English    Türkçe    فارسی   

5
206-215

  • چون شوم آلوده باز آنجا روم  ** سوی اصل اصل پاکیها رو 
  • Pislenince yine oraya giderim, temizliklerin aslının aslına varırım.
  • دلق چرکین بر کنم آنجا ز سر  ** خلعت پاکم دهد بار دگر 
  • Kirli hırkamı orada başımdan çıkarırım, o, yine bana temiz bir elbise verir.
  • کار او اینست و کار من همین  ** عالم‌آرایست رب العالمین 
  • Onun işi budur, benim işim de bu. Alemlerin Rabbi, alemi bezer süsler” der.

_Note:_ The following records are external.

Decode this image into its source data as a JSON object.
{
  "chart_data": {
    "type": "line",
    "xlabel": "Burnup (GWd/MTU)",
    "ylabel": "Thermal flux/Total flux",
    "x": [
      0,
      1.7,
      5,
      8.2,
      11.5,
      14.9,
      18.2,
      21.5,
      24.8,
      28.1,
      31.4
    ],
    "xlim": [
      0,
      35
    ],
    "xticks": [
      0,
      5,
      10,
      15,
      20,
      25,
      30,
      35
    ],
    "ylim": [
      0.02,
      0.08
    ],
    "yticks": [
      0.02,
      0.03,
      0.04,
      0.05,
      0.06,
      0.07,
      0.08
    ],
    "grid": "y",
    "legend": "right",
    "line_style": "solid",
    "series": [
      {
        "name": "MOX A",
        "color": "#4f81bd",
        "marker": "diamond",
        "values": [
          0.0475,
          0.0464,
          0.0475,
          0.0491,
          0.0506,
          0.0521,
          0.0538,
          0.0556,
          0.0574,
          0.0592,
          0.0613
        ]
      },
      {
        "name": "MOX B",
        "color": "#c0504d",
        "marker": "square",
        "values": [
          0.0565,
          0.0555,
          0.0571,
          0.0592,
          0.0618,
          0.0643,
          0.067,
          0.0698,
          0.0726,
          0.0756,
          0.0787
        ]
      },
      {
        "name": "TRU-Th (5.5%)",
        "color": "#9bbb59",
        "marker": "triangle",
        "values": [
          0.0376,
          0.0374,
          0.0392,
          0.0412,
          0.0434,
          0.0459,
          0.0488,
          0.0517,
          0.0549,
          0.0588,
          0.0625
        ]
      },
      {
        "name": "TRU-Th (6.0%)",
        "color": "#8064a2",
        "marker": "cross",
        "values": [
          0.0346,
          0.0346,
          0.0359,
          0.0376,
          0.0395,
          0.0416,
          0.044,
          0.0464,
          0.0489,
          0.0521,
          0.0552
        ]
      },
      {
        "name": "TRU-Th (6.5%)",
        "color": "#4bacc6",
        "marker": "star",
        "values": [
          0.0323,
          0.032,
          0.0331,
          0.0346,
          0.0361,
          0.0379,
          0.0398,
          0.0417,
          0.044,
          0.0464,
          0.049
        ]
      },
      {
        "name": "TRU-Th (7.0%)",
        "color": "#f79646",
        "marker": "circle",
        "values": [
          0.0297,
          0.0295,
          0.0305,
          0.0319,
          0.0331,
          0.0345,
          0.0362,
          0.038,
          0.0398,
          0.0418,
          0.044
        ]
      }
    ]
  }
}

  • گر نبودی این پلیدیهای ما  ** کی بدی این بارنامه آب را 
  • Bizim bu pisliklerimiz olmasaydı suya bu icazetname nereden verilirdi?
  • کیسه‌های زر بدزدید از کسی  ** می‌رود هر سو که هین کو مفلسی  210
  • Su, birisinden altın keseleri çalmış, nerede bir müflis diye her tarafa koşan birine benzer.
  • یا بریزد بر گیاه رسته‌ای  ** یا بشوید روی رو ناشسته‌ای 
  • Yahut bitmiş otlara dökülür; yahut bir yüzü yunmamışın yüzünü yıkar.
  • یا بگیرد بر سر او حمال‌وار  ** کشتی بی‌دست و پا را در بحار 
  • Yahut da denizlerde elsiz ayaksız gemiyi hamal gibi başında taşır.
  • صد هزاران دارو اندر وی نهان  ** زانک هر دارو بروید زو چنان 
  • Onda yüz binlerce ilaç gizli. Çünkü her ilaç olduğu gibi ondan yetişir gelişir.
  • جان هر دری دل هر دانه‌ای  ** می‌رود در جو چو داروخانه‌ای 
  • Her incinin canı, her tanenin gönlü, bir eczane gibi olan suda yürür durur.
  • زو یتیمان زمین را پرورش  ** بستگان خشک را از وی روش  215
  • Yeryüzü yetimlerini o besler, kuruyup kalmış kişileri o yürütür.